Welcome to the entering & transitioning topic for this week! Any queries regarding beginning work in data science, studying, or making the switch should be directed in this thread. Subjects covered include:
Educational materials (such as books, guides, and videos)
Conventional education, such as colleges, degrees, and electives
alternative learning (such as boot camps and online courses)
Questions about career prospects, applications, resumes, and applying for jobs
Simple inquiries (such as where to begin and what comes next)
Check out our wiki’s FAQ and Resources sections while you wait for responses from the community. Additionally, you can look for solutions in previous weekly threads.
I’m in the process of selecting electives for my degree, and I’m torn between three different paths. I’ve done my research and understand the differences in focus and skill sets, but I’d love some real-world advice from those with experience in the industry. With the job market constantly evolving, I want to ensure I’m making the best choice for future opportunities.
Path 1:
Artificial Intelligence (AI Specialist)
Advanced Data Analysis
Managerial Economics and Corporate Finance and Investment
Path 2:
Production Engineering, Automation, and Robotics
Data Engineering
AI or Advanced Data Analysis (leaning towards AI but if you advice for the choice between these two would be much appreciated)
Path 3:
Artificial Intelligence (AI Specialist)
Advanced Data Analysis
Data Engineering
My goal is to build a strong career foundation that’s future-proof and aligned with emerging trends in tech.
Given your experience in the field, which path do you think offers the best balance of skills and career opportunities for the long term? Any insights on how these fields are evolving would be incredibly helpful.
I’m having a bit of a crisis over what MS degree to pursue (if any).

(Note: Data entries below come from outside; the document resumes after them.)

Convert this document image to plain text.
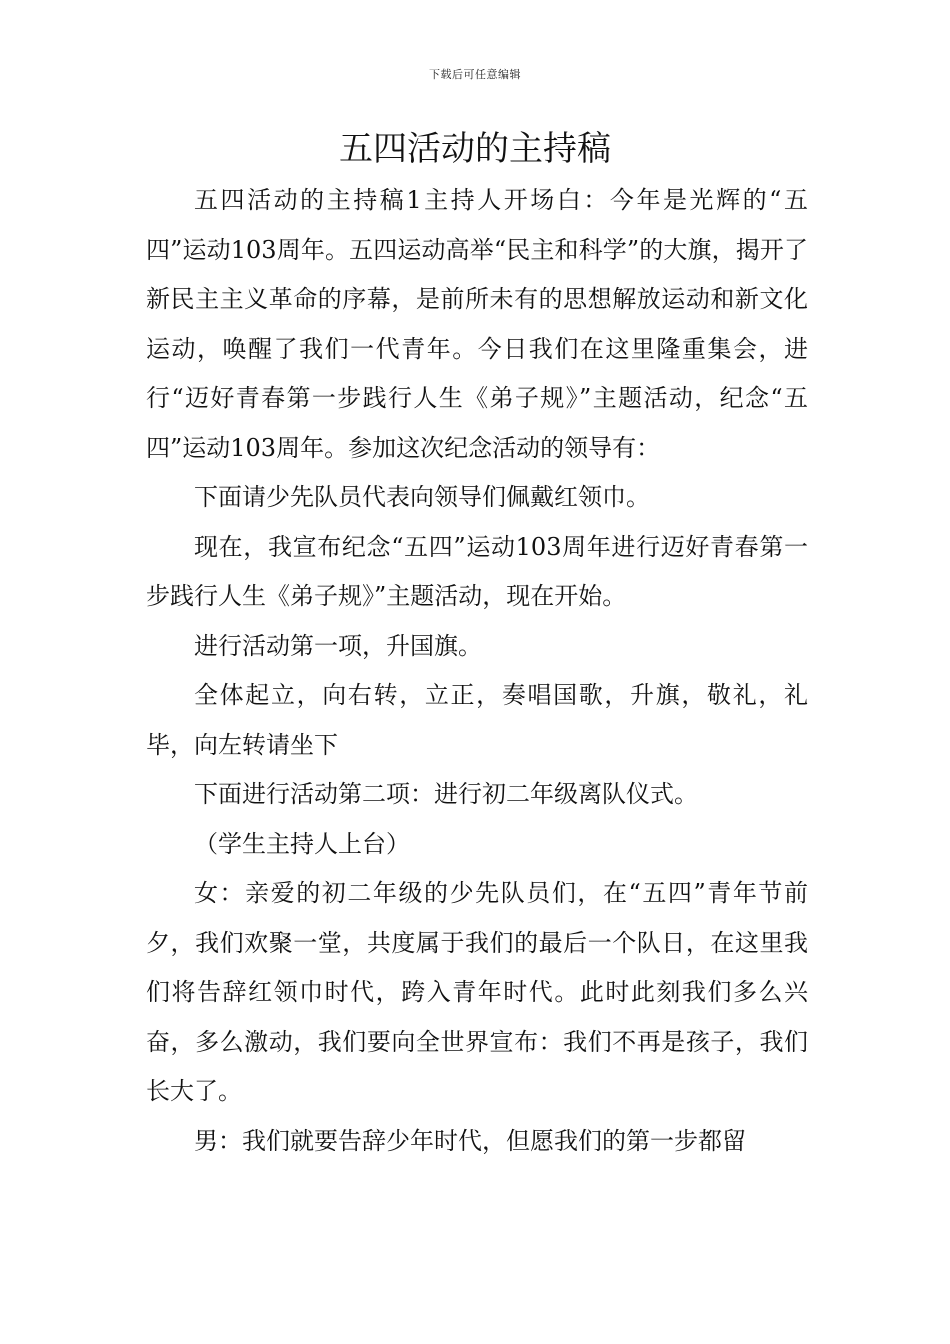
下载后可任意编辑
五四活动的主持稿

五四活动的主持稿1主持人开场白：今年是光辉的“五四”运动103周年。五四运动高举“民主和科学”的大旗，揭开了新民主主义革命的序幕，是前所未有的思想解放运动和新文化运动，唤醒了我们一代青年。今日我们在这里隆重集会，进行“迈好青春第一步践行人生《弟子规》”主题活动，纪念“五四”运动103周年。参加这次纪念活动的领导有：

下面请少先队员代表向领导们佩戴红领巾。

现在，我宣布纪念“五四”运动103周年进行迈好青春第一步践行人生《弟子规》”主题活动，现在开始。

进行活动第一项，升国旗。

全体起立，向右转，立正，奏唱国歌，升旗，敬礼，礼毕，向左转请坐下

下面进行活动第二项：进行初二年级离队仪式。

（学生主持人上台）

女：亲爱的初二年级的少先队员们，在“五四”青年节前夕，我们欢聚一堂，共度属于我们的最后一个队日，在这里我们将告辞红领巾时代，跨入青年时代。此时此刻我们多么兴奋，多么激动，我们要向全世界宣布：我们不再是孩子，我们长大了。

男：我们就要告辞少年时代，但愿我们的第一步都留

I have a BS in Applied Mathematics and over 5 years of experience in Analytics. There’s this MS DS program near me that has a good curriculum, but it’s not a top school. I also know that data science degrees aren’t always viewed the best, but I’m thinking it might be fine since I have a STEM undergrad degree and years of experience. I’ve also considered statistics/applied statistics programs, but I took multiple graduate-level statistics courses during my undergrad, so I really don’t feel like I’ll be gaining that much by studying statistics. My work experience tells me that advanced statistical knowledge really isn’t that applicable for day-to-day analytics/DS work. I’m more interested in ML/AI.
Don’t know what to do. I’m also considering not even getting a graduate degree at this point. I guess I’m mostly just freaked out by how the broader market perceives degrees in data science. Ugh.
Hey everyone! I’m thinking about applying to CS/ML PhDs
Here’s my background. I’m currently finishing my bachelor’s in Economics, where I focused on quantitative methods. In terms of relevant coursework, I’ve taken Calculus, ODEs, 5 Statistics and Econometrics courses, Intro to AI, Machine Learning, Fundamentals of Data Science, Deep Learning for NLP, and Operations Research. I’m also taking Real Analysis later this year.
I’ve done two undergraduate research projects: one in computational economics (numerical methods for finding general equilibria) and one in NLP applied to finance. I’m writing my thesis in quantitative finance. I have one publication in ML as a coauthor, thanks to my time as a research assistant in an ML lab at my university. I’ve also been working in finance for the last year as a data scientist.
I really enjoyed doing research in ML, especially in NLP, so I’ve been considering applying for a PhD in CS or Statistics, with the goal of working as a research scientist or engineer, and perhaps going into academia later on. I realize I have a few weaknesses, namely the lack of CS courses. I could also probably benefit from more math coursework.
Any tips on how I can maximize my chances of getting into a program? I’m open to spending a few months addressing gaps in my background by self-studying and/or taking one or two more classes at university.
Any advice for learning leetcode as a tech data scientist that writes code every day but never learned DSA techniques? Any good textbooks to cover what I should know? I can do some easy problems but oftentimes find myself struggling for a while on a problem only to find out that there’s a specific data structure or algorithm that I should have known about to solve it. Thanks!
I am thinking about transitioning into data science master from a bachelor physics degree.
A little background on my situation, I have finished my bachelors degree in Applied Physics, and I am thinking in continuing into a master in Data science. Reasons for this change is that I think it is an interesting field with a lot of opportunities, in addition I feel a bit burnt out from doing Physics and I don’t see myself doing this forever.
Are there people here with experience in a similar switch between these field, and what did you think of this switch? Was it a difficult transition? Is there a skill or some knowledge that you were lacking when you made this switch, compared to your peers? Did you also have some advantages?